Nov. 20, 2012,
Aussie, Canada dollars termed reserve currencies
Marking the onset of a multi-currency reserve system and a new era in world money, the IMF formally classified two commodity-rich currencies, Australian and Canadian dollar, as official reserve assets.
In a move that will see a downgrading of the Euro & the U.S Dollar.
From next year, the International Monetary Fund can ask member countries to include the Aussie and Loonie (Australian and Canadian dollars respectively) in statistics supplied by reserve-holding nations on the make-up of their central banks’ foreign exchange reserves.
Presently, the IMF uses five currencies ( dollar, euro, sterling, yen and Swiss franc) as official reserves.
The International Monetary Fund has named the Canadian and Australian dollars as official currency-reserves in the latest IMF report.
The IMF regularly reports its so-called Composition of Foreign Exchange Reserves, or Cofer, to gauge the currency stocks of central banks around the world. The overwhelming proportion of those reserves is held in just five currencies, deemed by many investors as ultra-safe: U.S. dollars, euros, British pounds, Japanese yen and Swiss francs.
But in an appendix tucked away in the final pages of a new IMF report on statistics, the fund acknowledged the rising use of the Canadian and Australian dollars as reserve currencies among some central banks. It said a survey of countries found that of the 10 other currencies held in central bank stocks, only the Australian and Canadian dollars are held by more than two countries.
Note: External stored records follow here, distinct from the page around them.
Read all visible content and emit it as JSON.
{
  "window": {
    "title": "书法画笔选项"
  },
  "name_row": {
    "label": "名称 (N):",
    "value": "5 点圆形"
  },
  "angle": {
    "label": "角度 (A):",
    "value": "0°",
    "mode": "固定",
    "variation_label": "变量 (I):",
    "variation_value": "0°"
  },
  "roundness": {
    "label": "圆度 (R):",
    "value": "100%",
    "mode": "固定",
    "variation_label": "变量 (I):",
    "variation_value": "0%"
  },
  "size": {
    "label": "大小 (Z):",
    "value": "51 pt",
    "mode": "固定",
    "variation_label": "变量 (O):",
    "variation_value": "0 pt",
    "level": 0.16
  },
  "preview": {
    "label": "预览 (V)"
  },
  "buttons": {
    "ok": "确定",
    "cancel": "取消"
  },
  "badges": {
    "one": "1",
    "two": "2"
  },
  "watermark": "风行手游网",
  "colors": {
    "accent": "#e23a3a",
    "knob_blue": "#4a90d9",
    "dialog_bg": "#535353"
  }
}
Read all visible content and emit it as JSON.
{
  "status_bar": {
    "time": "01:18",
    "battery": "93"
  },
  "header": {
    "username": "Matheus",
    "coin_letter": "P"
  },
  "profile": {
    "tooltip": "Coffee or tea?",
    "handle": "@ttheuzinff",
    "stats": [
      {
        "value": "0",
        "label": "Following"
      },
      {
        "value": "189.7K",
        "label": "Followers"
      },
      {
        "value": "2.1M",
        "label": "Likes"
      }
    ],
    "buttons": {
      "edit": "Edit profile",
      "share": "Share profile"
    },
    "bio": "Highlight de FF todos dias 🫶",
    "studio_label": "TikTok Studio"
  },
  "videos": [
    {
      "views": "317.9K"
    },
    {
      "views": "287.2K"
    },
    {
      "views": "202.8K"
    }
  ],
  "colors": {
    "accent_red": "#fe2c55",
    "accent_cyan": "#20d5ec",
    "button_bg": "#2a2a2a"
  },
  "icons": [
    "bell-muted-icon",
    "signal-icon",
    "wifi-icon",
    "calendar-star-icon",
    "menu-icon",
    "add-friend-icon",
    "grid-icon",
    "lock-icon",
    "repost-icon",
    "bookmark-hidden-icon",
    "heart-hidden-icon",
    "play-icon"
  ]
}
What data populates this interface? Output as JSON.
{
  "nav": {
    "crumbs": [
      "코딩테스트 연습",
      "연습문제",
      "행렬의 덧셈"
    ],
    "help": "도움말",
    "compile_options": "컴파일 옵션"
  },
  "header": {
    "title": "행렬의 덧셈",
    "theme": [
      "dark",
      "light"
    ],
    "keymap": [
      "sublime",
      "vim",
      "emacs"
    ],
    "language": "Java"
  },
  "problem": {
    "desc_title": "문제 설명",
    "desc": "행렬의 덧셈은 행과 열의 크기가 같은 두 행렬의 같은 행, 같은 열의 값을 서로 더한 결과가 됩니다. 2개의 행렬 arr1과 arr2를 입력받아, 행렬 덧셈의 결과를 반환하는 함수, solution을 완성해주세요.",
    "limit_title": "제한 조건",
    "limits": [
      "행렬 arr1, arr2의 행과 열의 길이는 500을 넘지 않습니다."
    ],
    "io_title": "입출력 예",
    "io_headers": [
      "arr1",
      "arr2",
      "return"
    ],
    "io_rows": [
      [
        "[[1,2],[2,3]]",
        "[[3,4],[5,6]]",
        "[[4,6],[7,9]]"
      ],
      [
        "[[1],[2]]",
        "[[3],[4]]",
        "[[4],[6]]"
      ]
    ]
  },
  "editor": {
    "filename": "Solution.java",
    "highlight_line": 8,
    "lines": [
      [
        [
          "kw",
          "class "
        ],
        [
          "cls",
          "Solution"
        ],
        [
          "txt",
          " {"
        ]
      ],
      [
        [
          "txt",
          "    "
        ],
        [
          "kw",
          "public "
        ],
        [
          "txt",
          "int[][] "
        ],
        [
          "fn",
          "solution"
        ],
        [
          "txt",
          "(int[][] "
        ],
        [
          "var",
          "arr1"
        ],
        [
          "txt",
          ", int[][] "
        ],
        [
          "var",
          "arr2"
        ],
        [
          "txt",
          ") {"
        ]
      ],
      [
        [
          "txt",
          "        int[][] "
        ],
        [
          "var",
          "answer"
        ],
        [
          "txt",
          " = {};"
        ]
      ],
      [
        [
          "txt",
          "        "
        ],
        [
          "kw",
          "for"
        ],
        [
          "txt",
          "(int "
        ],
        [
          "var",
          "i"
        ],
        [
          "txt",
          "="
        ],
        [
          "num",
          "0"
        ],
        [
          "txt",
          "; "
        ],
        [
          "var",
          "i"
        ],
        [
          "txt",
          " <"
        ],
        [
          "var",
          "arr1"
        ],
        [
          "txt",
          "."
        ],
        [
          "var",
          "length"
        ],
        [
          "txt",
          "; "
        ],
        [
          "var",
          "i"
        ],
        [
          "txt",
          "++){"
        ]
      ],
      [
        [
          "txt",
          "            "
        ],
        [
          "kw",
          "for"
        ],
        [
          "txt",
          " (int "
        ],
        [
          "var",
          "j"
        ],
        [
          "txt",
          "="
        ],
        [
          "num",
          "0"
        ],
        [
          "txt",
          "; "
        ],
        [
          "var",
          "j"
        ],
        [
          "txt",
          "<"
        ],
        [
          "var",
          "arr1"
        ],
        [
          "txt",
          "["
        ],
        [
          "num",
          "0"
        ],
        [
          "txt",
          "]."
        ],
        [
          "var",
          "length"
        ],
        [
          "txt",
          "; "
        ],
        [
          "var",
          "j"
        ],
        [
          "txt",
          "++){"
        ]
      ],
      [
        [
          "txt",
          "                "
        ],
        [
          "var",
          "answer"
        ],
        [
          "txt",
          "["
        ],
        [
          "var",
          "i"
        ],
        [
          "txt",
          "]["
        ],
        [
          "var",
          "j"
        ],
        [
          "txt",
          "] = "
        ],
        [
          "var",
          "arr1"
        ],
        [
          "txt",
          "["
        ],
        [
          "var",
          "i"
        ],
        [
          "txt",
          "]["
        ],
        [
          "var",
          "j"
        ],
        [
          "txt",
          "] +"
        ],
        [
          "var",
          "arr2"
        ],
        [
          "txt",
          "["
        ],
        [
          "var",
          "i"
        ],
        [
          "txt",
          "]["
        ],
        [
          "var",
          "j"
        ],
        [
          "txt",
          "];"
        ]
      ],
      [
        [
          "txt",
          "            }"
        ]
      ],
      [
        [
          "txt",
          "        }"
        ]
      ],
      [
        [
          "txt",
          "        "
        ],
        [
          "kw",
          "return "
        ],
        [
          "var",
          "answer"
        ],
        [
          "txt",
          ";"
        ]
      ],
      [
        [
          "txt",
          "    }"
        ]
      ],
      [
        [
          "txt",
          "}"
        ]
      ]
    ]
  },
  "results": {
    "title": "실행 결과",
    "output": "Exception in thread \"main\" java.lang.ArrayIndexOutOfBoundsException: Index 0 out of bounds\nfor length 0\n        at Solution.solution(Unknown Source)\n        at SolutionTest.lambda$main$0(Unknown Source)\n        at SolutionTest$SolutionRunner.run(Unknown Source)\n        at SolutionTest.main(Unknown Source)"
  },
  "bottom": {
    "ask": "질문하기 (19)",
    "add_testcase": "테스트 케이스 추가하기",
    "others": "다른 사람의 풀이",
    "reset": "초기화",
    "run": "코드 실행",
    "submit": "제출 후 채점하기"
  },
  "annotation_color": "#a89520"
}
In its past reports, the IMF has lumped the two dollars—known as the loonie and the Aussie—into an "other currencies" category. But now, the IMF plans to break them out and list them separately, as it already does for the five other major currencies. The exact timing isn't clear, but it would mark the first time the IMF designated a new reserve currency since the 1999 introduction of the euro.
Practically speaking, the break-out is a technicality. The report didn't appreciably move either currency in Monday trading. But longer term, it could underpin a sense of security that has already infused trading in those currencies and assets priced in them.
David Marsh, a co-chairman of the London-based Official Monetary and Financial Institutions Forum, said the move reflects growing diversification of the world's $10.5 trillion of reserves, and "is likely over time to exert wide-ranging impact on world bond and equity markets."
Still, Mr. Marsh says that expanding the official reporting list signals a new phase in the development of reserve money. "The IMF step has both practical and symbolic importance and will almost certainly promote further asset diversification among official and private asset managers," he said.